73 Klagen der IG Sennebäche haben die Zulassungshürde jetzt übersprungen

Von Monika Schönfeld
(Text und Fotos)
Schloß Holte-Stukenbrock (WB). Die Sammelklage der Interessengemeinschaft Sennebäche gegen die Ausweisung von FFH-Schutzgebieten an den Sennebächen hat die Zulassungshürde übersprungen. Der Rechtsvertreter der 73 Kläger, Dr. Horst Glatzel, hat am Freitag Abend berichtet, dass sich die Richter am Europäischen Gerichtshof mit dem Inhalt der Klagen beschäftigen werden.

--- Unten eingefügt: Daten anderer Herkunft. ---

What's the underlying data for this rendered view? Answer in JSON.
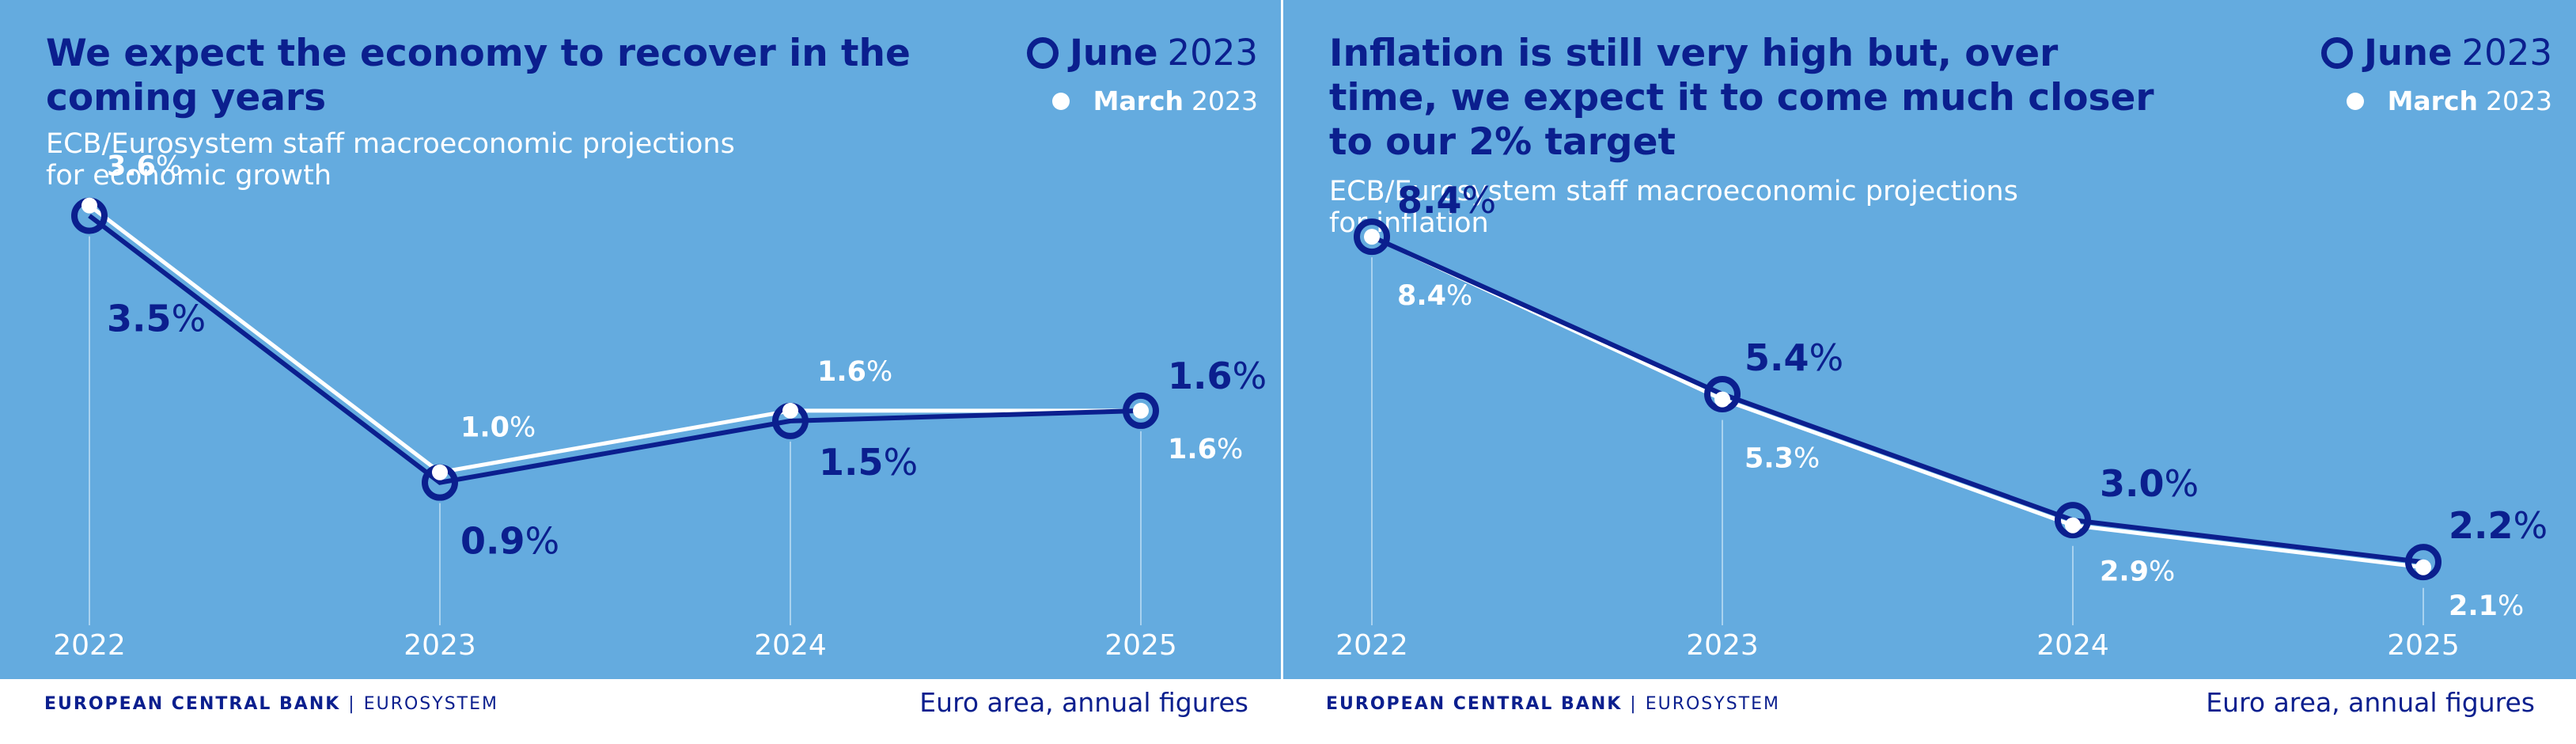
{
  "legend": {
    "june_label": "June",
    "june_year": "2023",
    "march_label": "March",
    "march_year": "2023"
  },
  "footer": {
    "logo_main": "EUROPEAN CENTRAL BANK",
    "logo_sep": "|",
    "logo_sub": "EUROSYSTEM",
    "note": "Euro area, annual figures"
  },
  "colors": {
    "background": "#64abdf",
    "june": "#0b1f8e",
    "march": "#ffffff"
  },
  "chart_data": [
    {
      "type": "line",
      "title": "We expect the economy to recover in the coming years",
      "subtitle_lines": [
        "ECB/Eurosystem staff macroeconomic projections",
        "for economic growth"
      ],
      "categories": [
        "2022",
        "2023",
        "2024",
        "2025"
      ],
      "series": [
        {
          "name": "June 2023",
          "values": [
            3.5,
            0.9,
            1.5,
            1.6
          ],
          "labels": [
            "3.5%",
            "0.9%",
            "1.5%",
            "1.6%"
          ]
        },
        {
          "name": "March 2023",
          "values": [
            3.6,
            1.0,
            1.6,
            1.6
          ],
          "labels": [
            "3.6%",
            "1.0%",
            "1.6%",
            "1.6%"
          ]
        }
      ],
      "ylim": [
        -1.0,
        4.6
      ],
      "grid": false,
      "legend_position": "top-right"
    },
    {
      "type": "line",
      "title": "Inflation is still very high but, over time, we expect it to come much closer to our 2% target",
      "subtitle_lines": [
        "ECB/Eurosystem staff macroeconomic projections for inflation"
      ],
      "categories": [
        "2022",
        "2023",
        "2024",
        "2025"
      ],
      "series": [
        {
          "name": "June 2023",
          "values": [
            8.4,
            5.4,
            3.0,
            2.2
          ],
          "labels": [
            "8.4%",
            "5.4%",
            "3.0%",
            "2.2%"
          ]
        },
        {
          "name": "March 2023",
          "values": [
            8.4,
            5.3,
            2.9,
            2.1
          ],
          "labels": [
            "8.4%",
            "5.3%",
            "2.9%",
            "2.1%"
          ]
        }
      ],
      "ylim": [
        0.0,
        10.8
      ],
      "grid": false,
      "legend_position": "top-right"
    }
  ]
}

Die Kläger wehren sich gegen die Ausweisung der Sennebäche als FFH-Gebiet, da sie die von der Landesanstalt für Ökologie, Bodenordnung und Forsten NRW (LÖBF) gemeldeten tierischen und pflanzlichen Lebensformen in ihrem Gebiet nicht vorfinden. Sie befürchten, dass ihre Grundstücke, vorwiegend Landwirtschaft aber auch gewerblich genutzt, erheblich im Wert sinken. Mehr noch: Durch das so genannte Verschlechterungsverbot könnten den Besitzern Verfahren drohen - von der Ordnungswidrigkeit bis zur Straftat. Das und die Verträglichkeitsprüfung, die bei jeder Bau- oder Nutzungsmaßnahme eingereicht werden müsse, beschränken die Nutzung der Grundstücke und die in der Umgebung von bis zu 500 Metern.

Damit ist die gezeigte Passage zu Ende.